Being transparent about pesticides
Morrisons could be much more transparent regarding pesticides. Currently their customers have no way of finding out what pesticides are used in the company’s global supply chains or which pesticide residues appear in the food they sell. Morrisons told PAN UK that they will publish information on their pesticides policy in 2020, however currently the company does not have any recent information on its website. It also does not publish the results of its residue testing programme and appears to have no plans to do so, although did provide some detail to PAN UK upon request.
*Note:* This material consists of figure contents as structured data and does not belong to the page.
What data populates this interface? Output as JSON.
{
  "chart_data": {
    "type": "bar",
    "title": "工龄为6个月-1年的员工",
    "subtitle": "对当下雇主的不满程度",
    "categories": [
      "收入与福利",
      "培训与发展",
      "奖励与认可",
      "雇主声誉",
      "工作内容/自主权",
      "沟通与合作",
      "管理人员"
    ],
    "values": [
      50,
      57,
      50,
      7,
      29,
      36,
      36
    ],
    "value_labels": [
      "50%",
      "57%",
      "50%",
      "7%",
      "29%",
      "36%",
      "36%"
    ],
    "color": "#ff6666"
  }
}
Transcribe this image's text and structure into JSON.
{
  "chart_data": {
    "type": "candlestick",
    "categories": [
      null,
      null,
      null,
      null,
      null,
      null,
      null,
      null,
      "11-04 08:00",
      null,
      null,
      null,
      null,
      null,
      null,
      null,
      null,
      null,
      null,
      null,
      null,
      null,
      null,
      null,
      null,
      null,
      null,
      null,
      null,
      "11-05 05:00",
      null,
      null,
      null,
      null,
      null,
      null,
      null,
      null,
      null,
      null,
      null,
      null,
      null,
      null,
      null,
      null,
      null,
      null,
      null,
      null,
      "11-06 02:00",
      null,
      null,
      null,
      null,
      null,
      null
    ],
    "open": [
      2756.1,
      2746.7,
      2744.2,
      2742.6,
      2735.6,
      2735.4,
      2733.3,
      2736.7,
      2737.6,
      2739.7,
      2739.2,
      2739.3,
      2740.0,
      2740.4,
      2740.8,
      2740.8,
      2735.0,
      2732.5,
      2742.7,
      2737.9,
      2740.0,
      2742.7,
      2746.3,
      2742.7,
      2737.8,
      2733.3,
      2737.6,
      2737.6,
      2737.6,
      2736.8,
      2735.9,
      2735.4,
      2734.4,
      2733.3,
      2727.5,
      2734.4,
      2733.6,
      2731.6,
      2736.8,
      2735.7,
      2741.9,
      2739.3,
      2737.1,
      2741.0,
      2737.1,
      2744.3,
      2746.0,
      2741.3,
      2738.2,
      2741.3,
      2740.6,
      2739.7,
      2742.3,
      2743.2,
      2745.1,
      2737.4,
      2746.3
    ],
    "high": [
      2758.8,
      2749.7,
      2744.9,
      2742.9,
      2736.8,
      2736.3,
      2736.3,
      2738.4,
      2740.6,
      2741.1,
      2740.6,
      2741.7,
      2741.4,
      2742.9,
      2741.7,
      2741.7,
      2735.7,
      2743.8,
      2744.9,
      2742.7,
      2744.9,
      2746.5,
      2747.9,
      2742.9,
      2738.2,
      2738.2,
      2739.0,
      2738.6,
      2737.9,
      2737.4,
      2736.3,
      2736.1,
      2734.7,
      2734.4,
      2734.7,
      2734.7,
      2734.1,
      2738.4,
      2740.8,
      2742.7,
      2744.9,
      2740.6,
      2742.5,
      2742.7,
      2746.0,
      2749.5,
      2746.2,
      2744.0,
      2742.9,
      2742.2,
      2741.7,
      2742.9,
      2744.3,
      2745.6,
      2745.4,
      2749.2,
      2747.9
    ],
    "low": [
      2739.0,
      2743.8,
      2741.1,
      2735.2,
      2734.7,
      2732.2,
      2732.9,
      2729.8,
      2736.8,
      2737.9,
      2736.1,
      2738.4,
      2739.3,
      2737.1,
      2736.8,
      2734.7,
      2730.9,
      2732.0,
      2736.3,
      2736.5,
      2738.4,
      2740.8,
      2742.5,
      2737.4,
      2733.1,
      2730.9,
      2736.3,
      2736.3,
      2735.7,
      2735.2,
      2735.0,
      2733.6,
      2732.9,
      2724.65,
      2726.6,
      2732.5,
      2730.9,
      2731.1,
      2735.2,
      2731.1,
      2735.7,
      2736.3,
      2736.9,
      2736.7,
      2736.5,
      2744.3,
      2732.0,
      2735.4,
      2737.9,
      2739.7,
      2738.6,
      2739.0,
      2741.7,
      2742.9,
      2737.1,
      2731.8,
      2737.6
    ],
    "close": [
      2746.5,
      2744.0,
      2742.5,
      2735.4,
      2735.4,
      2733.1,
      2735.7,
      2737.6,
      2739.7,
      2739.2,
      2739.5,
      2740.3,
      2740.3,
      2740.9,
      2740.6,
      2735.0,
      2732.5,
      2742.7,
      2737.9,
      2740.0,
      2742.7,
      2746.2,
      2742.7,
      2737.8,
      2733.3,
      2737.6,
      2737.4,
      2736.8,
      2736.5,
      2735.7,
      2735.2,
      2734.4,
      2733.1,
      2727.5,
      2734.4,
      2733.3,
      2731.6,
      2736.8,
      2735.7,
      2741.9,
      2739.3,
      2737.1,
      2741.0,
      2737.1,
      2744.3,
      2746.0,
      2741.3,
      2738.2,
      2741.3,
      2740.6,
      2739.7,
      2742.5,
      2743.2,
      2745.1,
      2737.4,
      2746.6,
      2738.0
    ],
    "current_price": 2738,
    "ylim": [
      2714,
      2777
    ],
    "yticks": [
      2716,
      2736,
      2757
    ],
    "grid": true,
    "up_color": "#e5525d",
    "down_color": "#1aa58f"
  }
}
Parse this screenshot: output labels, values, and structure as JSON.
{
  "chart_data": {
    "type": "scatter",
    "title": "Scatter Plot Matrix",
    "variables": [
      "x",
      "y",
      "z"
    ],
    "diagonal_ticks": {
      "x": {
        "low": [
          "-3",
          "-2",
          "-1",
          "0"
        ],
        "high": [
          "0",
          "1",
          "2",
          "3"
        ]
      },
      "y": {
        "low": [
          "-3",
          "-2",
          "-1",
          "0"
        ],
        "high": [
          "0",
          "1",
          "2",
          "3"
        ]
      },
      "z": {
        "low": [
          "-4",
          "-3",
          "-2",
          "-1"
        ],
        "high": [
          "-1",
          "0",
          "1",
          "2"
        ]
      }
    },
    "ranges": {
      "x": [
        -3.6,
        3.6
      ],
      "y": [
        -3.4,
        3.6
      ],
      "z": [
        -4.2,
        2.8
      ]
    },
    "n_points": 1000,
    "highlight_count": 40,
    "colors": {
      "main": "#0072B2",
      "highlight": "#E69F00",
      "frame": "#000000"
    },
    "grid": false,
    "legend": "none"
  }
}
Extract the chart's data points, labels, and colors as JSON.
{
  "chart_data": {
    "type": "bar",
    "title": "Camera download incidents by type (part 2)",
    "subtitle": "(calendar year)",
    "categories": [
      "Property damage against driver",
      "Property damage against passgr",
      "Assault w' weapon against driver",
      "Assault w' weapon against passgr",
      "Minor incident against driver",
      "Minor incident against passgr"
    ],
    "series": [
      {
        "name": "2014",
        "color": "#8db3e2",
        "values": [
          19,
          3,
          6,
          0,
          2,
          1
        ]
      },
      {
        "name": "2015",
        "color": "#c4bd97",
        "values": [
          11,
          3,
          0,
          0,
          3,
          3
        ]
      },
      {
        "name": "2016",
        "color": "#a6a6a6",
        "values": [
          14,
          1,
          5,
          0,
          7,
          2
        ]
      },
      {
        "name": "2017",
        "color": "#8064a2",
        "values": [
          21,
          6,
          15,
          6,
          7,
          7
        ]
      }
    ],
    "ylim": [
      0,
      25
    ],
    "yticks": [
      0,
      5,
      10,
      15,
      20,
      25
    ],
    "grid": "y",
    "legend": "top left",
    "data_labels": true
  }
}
Morrisons do not make their lists of restricted or prohibited pesticides publicly available and declined to provide them to PAN UK stating that “Our pesticide control lists are jointly agreed and owned between Morrisons and its suppliers… due to the joint ownership we cannot unilaterally put them into the public domain”.
Selling pesticide products
Morrisons sell pesticides products on their shelves and make no additional effort to inform their customers of the associated potential risks to human health and environment, beyond the information provided on the product label. They also offer deals and discounts on pesticides which can encourage shoppers to buy more than they need and lead to unused pesticides being poured down the sink or put in landfill which can contaminate water and soil. However, they did tell PAN UK that they only offer money off on single packs, specifically to discourage stockpiling. Regardless, offering deals contravenes the UN International Code of Conduct on Pesticide Management which says that retailers should not offer “…incentives or gifts to encourage the purchase of pesticides”. Morrisons do also sell non-chemical weed prevention alternatives such as barks and mulches. In September 2019, Morrisons announced that it would be taking glyphosate-based weedkillers off their shelves the following year. However the company did not commit to removing other types of synthetic pesticides.